House Committee Votes to Starve Welfare Kids for Making Bad Grades



The latest cruel jackassery from Stacey Campfield—his bill to cut welfare payments to the families of children who screw up in school—jumped another hurdle in the legislature today. The House Health Committee voted 10-8 for the bill, turning aside fears from experts that it could yank food right out of the mouths of children.

Republicans insisted they aren’t just having a little mean-spirited fun messing with poor people but actually are trying to instill parental responsibility in slackers on welfare.

“We’re putting the burden squarely on the shoulders of the parents to try to help their children succeed,” said Rep. Barrett Rich, R-Somerville.

Under the bill, welfare recipients could delay losing benefits if they attend a couple of parent-teacher conferences or go to parenting class for eight hours. But Democrats said that’s a lot to ask of single mothers working a couple of jobs to make ends meet in the housing projects.

“I’ve worked as a firefighter in some of the roughest neighborhoods in Nashville, and most of these people are single moms. Most of them are trying to do the best they can,” Rep. Mike Turner, D-Nashville, said. “Some of them are gaming the system, but there are corporate millionaires doing the same thing. Say you’ve got a lady who’s got three kids at home.
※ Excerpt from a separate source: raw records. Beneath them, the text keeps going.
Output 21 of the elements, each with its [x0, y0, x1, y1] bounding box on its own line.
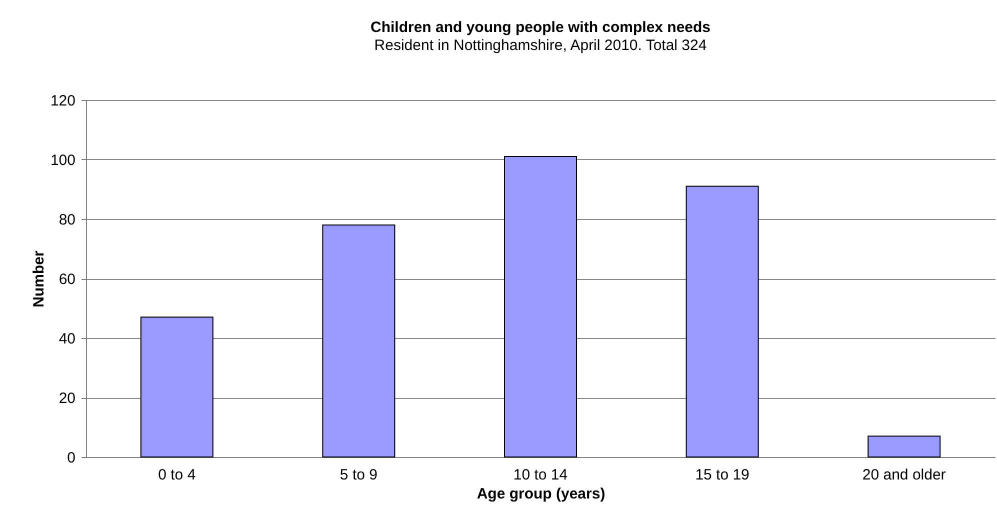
x-tick-label: 5 to 9	[340, 466, 378, 484]
x-tick-label: 0 to 4	[158, 466, 196, 484]
x-axis-title: Age group (years)	[476, 486, 606, 502]
bar	[322, 224, 396, 458]
y-axis-title: Number	[30, 250, 48, 308]
bar	[140, 316, 214, 458]
x-tick-label: 10 to 14	[513, 466, 568, 484]
y-tick-label: 20	[58, 390, 76, 407]
y-tick-label: 100	[50, 152, 76, 169]
y-tick-label: 120	[50, 92, 76, 110]
x-tick-label: 20 and older	[862, 466, 946, 484]
x-tick-label: 15 to 19	[695, 466, 750, 484]
y-tick-label: 80	[58, 212, 76, 228]
y-tick-label: 0	[67, 450, 76, 466]
bar	[868, 436, 941, 458]
chart-title: Children and young people with complex needs	[370, 19, 711, 36]
y-tick-label: 60	[58, 271, 76, 288]
bar	[504, 156, 577, 458]
bar	[686, 186, 759, 458]
chart-subtitle: Resident in Nottinghamshire, April 2010. Total 324	[374, 37, 707, 54]
y-tick-label: 40	[58, 330, 76, 348]
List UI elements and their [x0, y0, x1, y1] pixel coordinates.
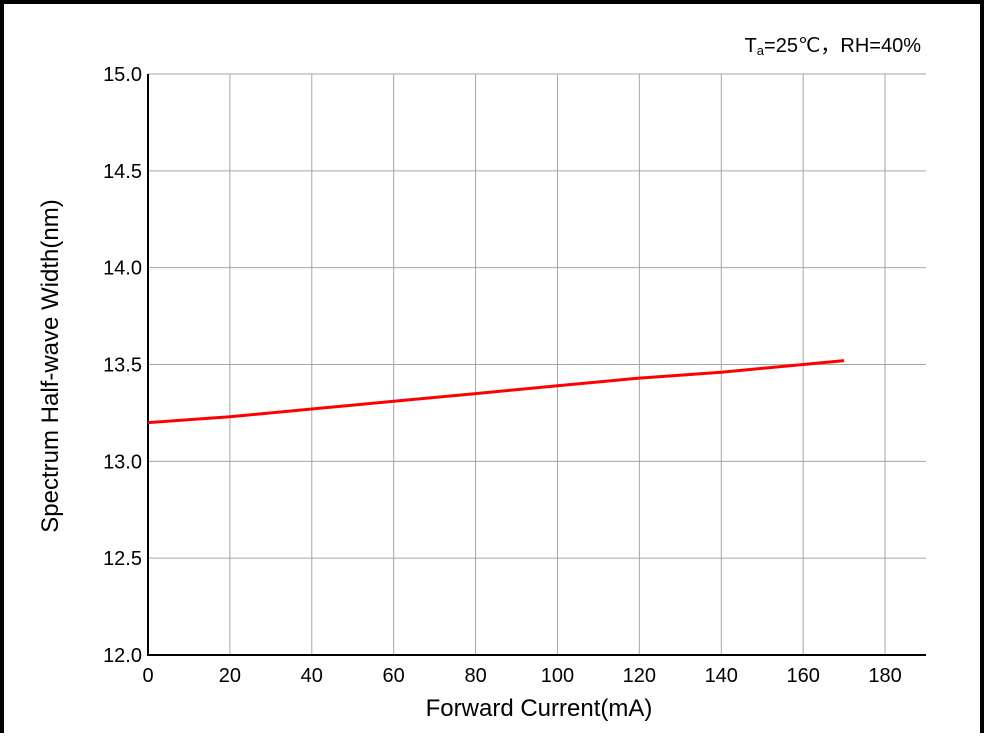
conditions-rest: =25℃，RH=40% — [764, 35, 921, 57]
y-tick-label: 15.0 — [103, 64, 142, 86]
x-tick-label: 80 — [464, 665, 486, 687]
y-axis-title: Spectrum Half-wave Width(nm) — [37, 199, 64, 532]
x-tick-label: 100 — [541, 665, 574, 687]
spectrum-halfwidth-chart: 12.0 12.5 13.0 13.5 14.0 14.5 15.0 0 20 40 60 80 10… — [37, 35, 926, 722]
x-tick-label: 140 — [705, 665, 738, 687]
x-tick-label: 0 — [142, 665, 153, 687]
y-tick-label: 12.0 — [103, 645, 142, 667]
y-tick-label: 13.0 — [103, 451, 142, 473]
x-tick-label: 60 — [383, 665, 405, 687]
y-tick-label: 12.5 — [103, 548, 142, 570]
y-tick-labels: 12.0 12.5 13.0 13.5 14.0 14.5 15.0 — [103, 64, 142, 667]
conditions-label: Ta=25℃，RH=40% — [745, 35, 922, 58]
axes — [147, 74, 926, 656]
grid-lines — [148, 73, 926, 655]
x-tick-label: 20 — [219, 665, 241, 687]
y-tick-label: 13.5 — [103, 355, 142, 377]
x-axis-title: Forward Current(mA) — [426, 695, 653, 722]
x-tick-label: 180 — [868, 665, 901, 687]
x-tick-label: 40 — [301, 665, 323, 687]
series-line — [147, 359, 845, 425]
x-tick-label: 160 — [786, 665, 819, 687]
y-tick-label: 14.0 — [103, 258, 142, 280]
x-tick-label: 120 — [623, 665, 656, 687]
y-tick-label: 14.5 — [103, 161, 142, 183]
conditions-prefix: T — [745, 35, 757, 57]
series-group — [147, 359, 845, 425]
conditions-subscript: a — [757, 43, 765, 58]
x-tick-labels: 0 20 40 60 80 100 120 140 160 180 — [142, 665, 901, 687]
She’s got a 14 year old who’s joined a gang and she can’t control him and there’s nothing she can do about it. He’s bigger than her. This bill wouldn’t work in that situation."

Kathy Walsh of the Tennessee Coalition Against Domestic and Sexual Violence said children would go hungry if this bill becomes law. She said some parents who lose benefits might take it out on their kids at home.
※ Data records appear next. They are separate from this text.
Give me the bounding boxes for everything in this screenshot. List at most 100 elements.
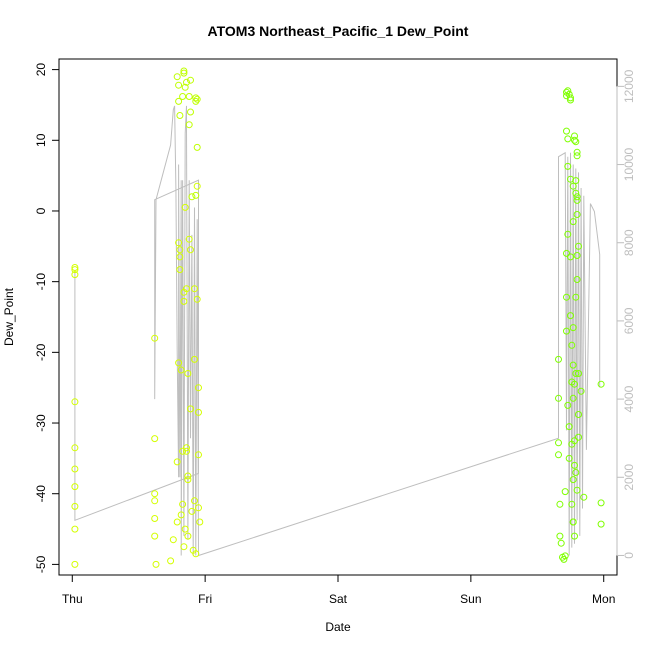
y-tick-label: -10 — [34, 273, 48, 291]
y2-tick-label: 6000 — [622, 307, 636, 334]
data-point — [555, 394, 562, 402]
data-point — [187, 246, 194, 254]
data-point — [183, 447, 190, 455]
data-point — [176, 246, 184, 254]
plot-frame — [58, 58, 618, 576]
data-point — [192, 550, 200, 558]
y-tick-label: 0 — [34, 207, 48, 214]
data-point — [192, 191, 200, 199]
y-tick-label: -30 — [34, 414, 48, 432]
data-point — [191, 355, 198, 363]
data-point — [187, 76, 194, 84]
data-point — [555, 439, 562, 447]
point-series-layer — [71, 67, 605, 568]
data-point — [175, 97, 183, 105]
data-point — [565, 423, 573, 431]
data-point — [179, 500, 187, 508]
y-tick-label: 10 — [34, 133, 48, 147]
data-point — [575, 242, 582, 250]
y2-tick-label: 4000 — [622, 385, 636, 412]
data-point — [173, 518, 181, 526]
data-point — [569, 218, 577, 226]
data-point — [575, 370, 582, 377]
data-point — [180, 297, 188, 305]
data-point — [151, 490, 159, 498]
data-point — [173, 73, 181, 81]
data-point — [564, 135, 572, 143]
data-point — [71, 525, 79, 533]
data-point — [151, 334, 159, 342]
data-point — [597, 499, 605, 507]
data-point — [563, 327, 570, 335]
data-point — [195, 451, 202, 459]
y-axis-label: Dew_Point — [2, 287, 16, 346]
data-point — [573, 211, 581, 218]
data-point — [193, 182, 201, 190]
y2-tick-label: 2000 — [622, 464, 636, 491]
data-point — [179, 447, 187, 455]
data-point — [183, 78, 190, 86]
data-point — [569, 394, 577, 402]
data-point — [193, 143, 201, 151]
data-point — [563, 127, 570, 135]
data-point — [573, 276, 581, 283]
data-point — [71, 266, 79, 274]
data-point — [571, 437, 578, 445]
data-point — [177, 366, 185, 374]
data-point — [580, 493, 588, 501]
data-point — [191, 285, 198, 293]
data-point — [173, 458, 181, 466]
data-point — [71, 398, 79, 406]
data-point — [571, 136, 578, 144]
x-tick-label: Sat — [329, 592, 348, 606]
y-tick-label: -20 — [34, 343, 48, 361]
data-point — [555, 451, 562, 459]
data-point — [555, 355, 562, 363]
y-tick-label: -40 — [34, 485, 48, 503]
data-point — [176, 266, 184, 274]
altitude-line — [74, 105, 601, 557]
x-tick-label: Mon — [592, 592, 615, 606]
data-point — [563, 293, 570, 301]
data-point — [175, 239, 183, 247]
data-point — [185, 121, 193, 129]
data-point — [71, 502, 79, 510]
data-point — [573, 252, 581, 259]
data-point — [556, 532, 564, 540]
data-point — [567, 94, 574, 102]
data-point — [573, 196, 581, 204]
data-point — [572, 138, 580, 146]
data-point — [569, 182, 577, 190]
data-point — [183, 285, 190, 293]
data-point — [71, 264, 79, 271]
data-point — [181, 203, 189, 211]
data-point — [569, 324, 577, 332]
data-point — [151, 435, 159, 443]
data-point — [177, 511, 185, 519]
y2-tick-label: 10000 — [622, 148, 636, 182]
data-point — [572, 177, 580, 185]
data-point — [560, 555, 568, 563]
data-point — [597, 520, 605, 528]
y-tick-label: -50 — [34, 555, 48, 573]
data-point — [196, 518, 204, 526]
data-point — [151, 497, 159, 505]
data-point — [181, 83, 189, 91]
data-point — [169, 536, 177, 544]
data-point — [564, 230, 572, 238]
y-tick-label: 20 — [34, 63, 48, 77]
data-point — [176, 112, 184, 119]
data-point — [152, 560, 160, 568]
data-point — [180, 67, 188, 75]
data-point — [572, 189, 580, 197]
data-point — [195, 408, 202, 416]
data-point — [573, 152, 581, 160]
data-point — [180, 69, 188, 77]
data-point — [569, 476, 577, 484]
x-axis-label: Date — [325, 620, 351, 634]
data-point — [571, 532, 578, 540]
data-point — [184, 370, 192, 377]
data-point — [193, 95, 201, 103]
data-point — [181, 525, 189, 533]
data-point — [564, 401, 572, 409]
“The parent is going to start blaming that child for the money not coming in,” Walsh said. “They’re going to focus that anger on the child. They’re going to say, ‘If you were just doing better in school, I wouldn’t have to go to these classes.’ We have to be so careful when we’re talking about children and maybe unintended consequences.”

Rep. Barry Doss, R-Leoma, said it was OK with him if children go hungry for a little while if it makes them buckle down with those books.

"I am more concerned about the child starving for a lifetime than I am for a few days because if these children don’t get an education and the parents are not going to be responsible, then they are going to be burdened for a lifetime," he said.